Groupthink’s enemy


The City Council adopted its budget Monday, the same day that marked Mayor Bill Euille’s 60th birthday. His present? The end of lengthy deliberations on a challenging spending plan that forced the city to close a deficit of more than $44 million. But what does Alexandria get?

On the surface residents will see a significant hike in their property taxes and various fees. Your dollars will provide the city’s general fund with about $27 million in additional revenue to provide for city services you’ve come to depend on. The city also “cut” about $17 million by trimming department budgets and eliminating mostly vacant positions in its workforce (10 of which were filled). 

Yet this year’s operating budget is 0.6 percent larger than last year’s. So cuts were made but expenditures namely to maintain and bolster public safety, a sacred untouchable of government responsibility and enhanced revenue sources have inflated the final product to $531.6 million.

Arriving at this number was not done arbitrarily. Five Democrats, a Republican and a fiscally conservative Independent discussed, conceded and compromised to grind out a comprehensive plan of attack to maintain the city’s quality of life during a harsh period of economic darkness. No Council member will say that any voice went completely unheard, but better compromises could have been made.

Republican member Frank Fannon voted against the budget in a move symbolic of his belief that the city simply spends too much money and does not look for efficiencies in governance. He said he would have voted for the budget if the spending level did not increase, which it did slightly. The supermajority Democrats could have found ways to come down on the final number slightly, if only as a symbolic gesture a nod toward good faith in less partisanship and more productivity down the road.

Council members agonized over cutting program budgets with a surgeon’s scalpel, examining each line item and debating the merits of each. Of course they, along with the city manager, found crevices to decrease funding and this should not go unnoticed. 

Further, a major win for the city comes in the form of two new ambulances and five emergency medical technician employees to bring Alexandria’s emergency medical response time up to an acceptable 6-minute level. 
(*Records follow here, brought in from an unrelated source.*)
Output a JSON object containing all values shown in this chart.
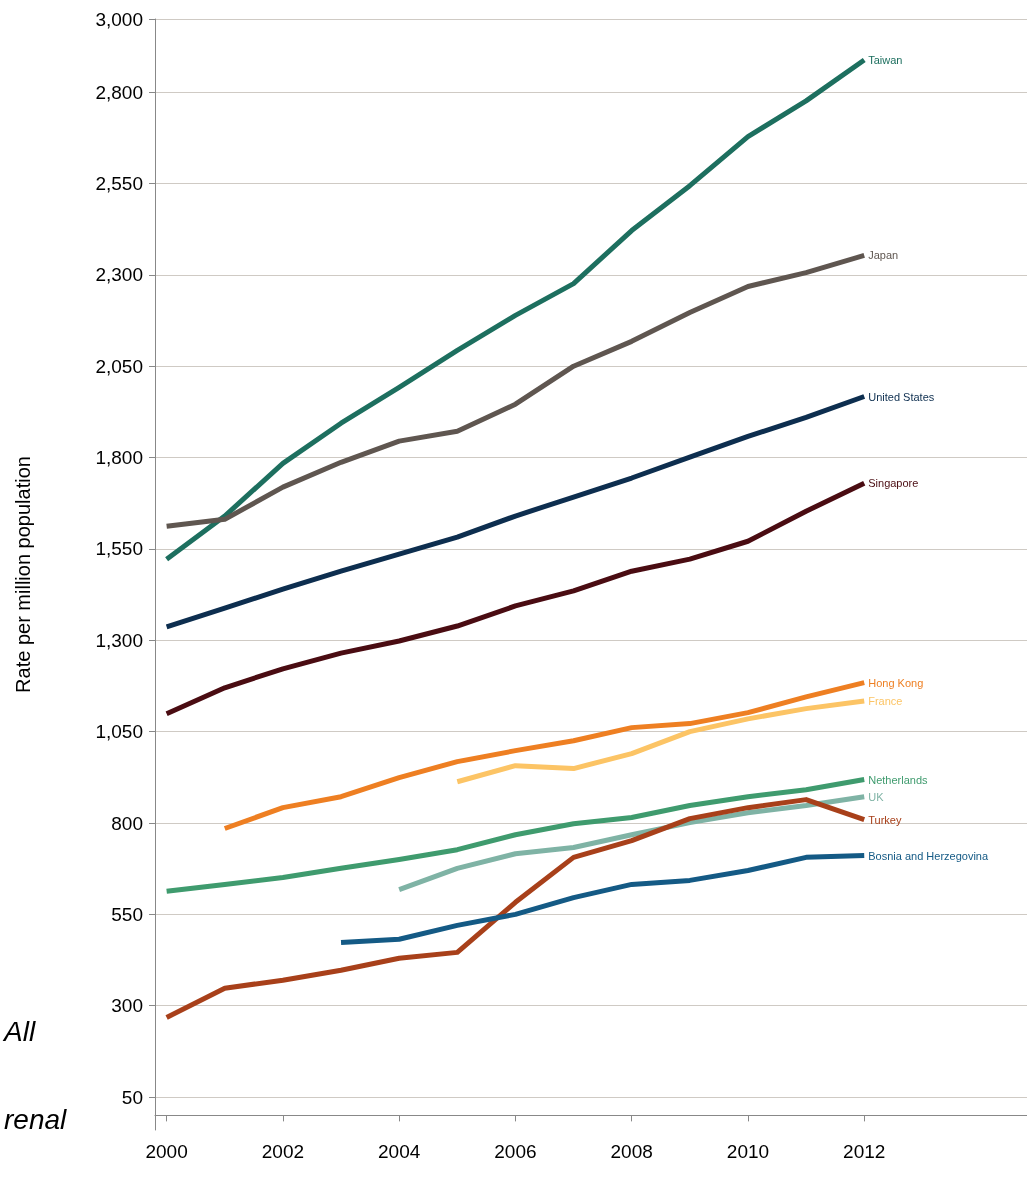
{
  "chart_data": {
    "type": "line",
    "ylabel": "Rate per million population",
    "annotations": [
      "All",
      "renal"
    ],
    "xlim": [
      1999.8,
      2014.8
    ],
    "xticks": [
      2000,
      2002,
      2004,
      2006,
      2008,
      2010,
      2012
    ],
    "ylim": [
      -40,
      3000
    ],
    "yticks": [
      {
        "value": 50,
        "label": "50"
      },
      {
        "value": 300,
        "label": "300"
      },
      {
        "value": 550,
        "label": "550"
      },
      {
        "value": 800,
        "label": "800"
      },
      {
        "value": 1050,
        "label": "1,050"
      },
      {
        "value": 1300,
        "label": "1,300"
      },
      {
        "value": 1550,
        "label": "1,550"
      },
      {
        "value": 1800,
        "label": "1,800"
      },
      {
        "value": 2050,
        "label": "2,050"
      },
      {
        "value": 2300,
        "label": "2,300"
      },
      {
        "value": 2550,
        "label": "2,550"
      },
      {
        "value": 2800,
        "label": "2,800"
      },
      {
        "value": 3000,
        "label": "3,000"
      }
    ],
    "grid": "y",
    "legend": false,
    "marker": "none",
    "line_style": "solid",
    "series": [
      {
        "name": "Taiwan",
        "color": "#1d6f5f",
        "x": [
          2000,
          2001,
          2002,
          2003,
          2004,
          2005,
          2006,
          2007,
          2008,
          2009,
          2010,
          2011,
          2012
        ],
        "values": [
          1522,
          1640,
          1784,
          1894,
          1992,
          2093,
          2189,
          2276,
          2421,
          2544,
          2678,
          2776,
          2888
        ]
      },
      {
        "name": "Japan",
        "color": "#5f5650",
        "x": [
          2000,
          2001,
          2002,
          2003,
          2004,
          2005,
          2006,
          2007,
          2008,
          2009,
          2010,
          2011,
          2012
        ],
        "values": [
          1612,
          1631,
          1719,
          1787,
          1845,
          1872,
          1946,
          2050,
          2118,
          2197,
          2268,
          2306,
          2353
        ]
      },
      {
        "name": "United States",
        "color": "#0d2e4f",
        "x": [
          2000,
          2001,
          2002,
          2003,
          2004,
          2005,
          2006,
          2007,
          2008,
          2009,
          2010,
          2011,
          2012
        ],
        "values": [
          1337,
          1388,
          1440,
          1489,
          1536,
          1582,
          1640,
          1692,
          1744,
          1801,
          1858,
          1910,
          1967
        ]
      },
      {
        "name": "Singapore",
        "color": "#4a0c12",
        "x": [
          2000,
          2001,
          2002,
          2003,
          2004,
          2005,
          2006,
          2007,
          2008,
          2009,
          2010,
          2011,
          2012
        ],
        "values": [
          1099,
          1170,
          1222,
          1265,
          1298,
          1339,
          1394,
          1435,
          1489,
          1522,
          1571,
          1653,
          1730
        ]
      },
      {
        "name": "Hong Kong",
        "color": "#ee7f22",
        "x": [
          2001,
          2002,
          2003,
          2004,
          2005,
          2006,
          2007,
          2008,
          2009,
          2010,
          2011,
          2012
        ],
        "values": [
          785,
          842,
          872,
          924,
          968,
          998,
          1025,
          1061,
          1072,
          1102,
          1145,
          1184
        ]
      },
      {
        "name": "France",
        "color": "#fcc465",
        "x": [
          2005,
          2006,
          2007,
          2008,
          2009,
          2010,
          2011,
          2012
        ],
        "values": [
          913,
          957,
          949,
          990,
          1050,
          1085,
          1113,
          1134
        ]
      },
      {
        "name": "Netherlands",
        "color": "#3f9b6e",
        "x": [
          2000,
          2001,
          2002,
          2003,
          2004,
          2005,
          2006,
          2007,
          2008,
          2009,
          2010,
          2011,
          2012
        ],
        "values": [
          613,
          632,
          651,
          676,
          700,
          727,
          768,
          798,
          815,
          848,
          872,
          891,
          919
        ]
      },
      {
        "name": "UK",
        "color": "#7fb3a5",
        "x": [
          2004,
          2005,
          2006,
          2007,
          2008,
          2009,
          2010,
          2011,
          2012
        ],
        "values": [
          618,
          676,
          716,
          733,
          768,
          801,
          828,
          848,
          872
        ]
      },
      {
        "name": "Turkey",
        "color": "#a8401a",
        "x": [
          2000,
          2001,
          2002,
          2003,
          2004,
          2005,
          2006,
          2007,
          2008,
          2009,
          2010,
          2011,
          2012
        ],
        "values": [
          268,
          348,
          370,
          397,
          430,
          446,
          583,
          706,
          752,
          812,
          842,
          864,
          809
        ]
      },
      {
        "name": "Bosnia and Herzegovina",
        "color": "#145a85",
        "x": [
          2003,
          2004,
          2005,
          2006,
          2007,
          2008,
          2009,
          2010,
          2011,
          2012
        ],
        "values": [
          473,
          482,
          520,
          550,
          596,
          632,
          643,
          670,
          706,
          711
        ]
      }
    ]
  }
}
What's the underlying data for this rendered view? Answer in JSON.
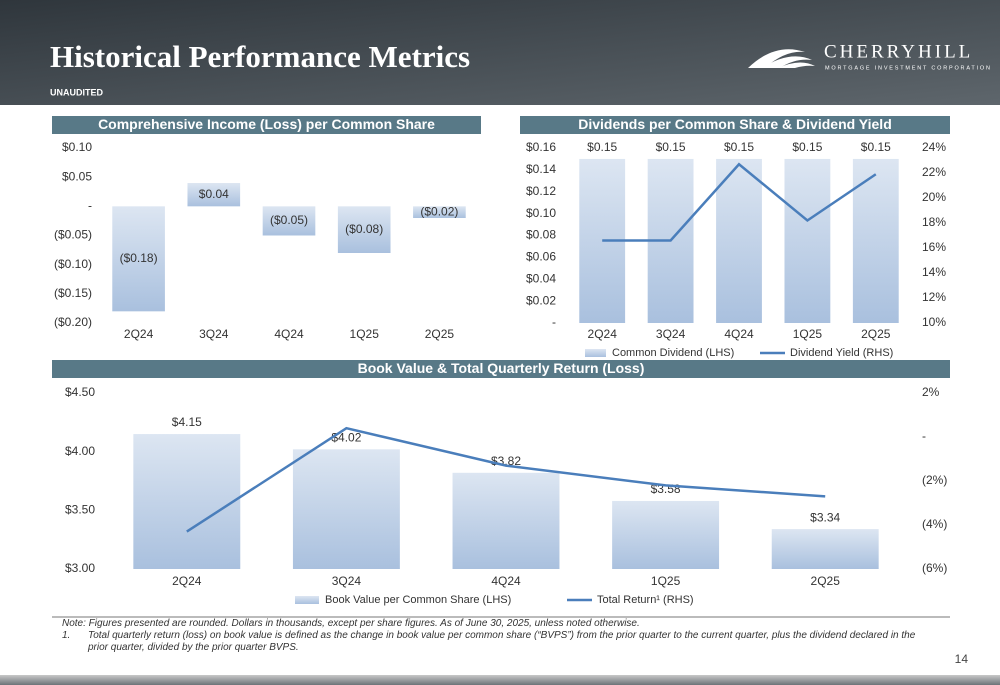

Different philosophies on government operations yield different opinions on this budget. It’s expensive to run a city. Some residents believe we could eliminate entire departments and decrease taxation that infringes on personal wealth. Others believe the city offers its residents an ideal array of services and social prosperity, and cutting spending is an affront to the city’s collective quality of life.

These ideas and their shades of gray were fleshed out with a bipartisan Council that had been dominated by one party for several years. The Council needed the tension inherent with different political philosophies to avoid groupthink, even if no one member was wholly satisfied and they were not. Though the two minority members voted against the budget, their voices were heard in that respect and their fingerprints joined their colleagues’ on the final product.

Seeing as how the new budget’s final effects will not be seen for another year, that collaboration is, right now, the greatest success of this budget season.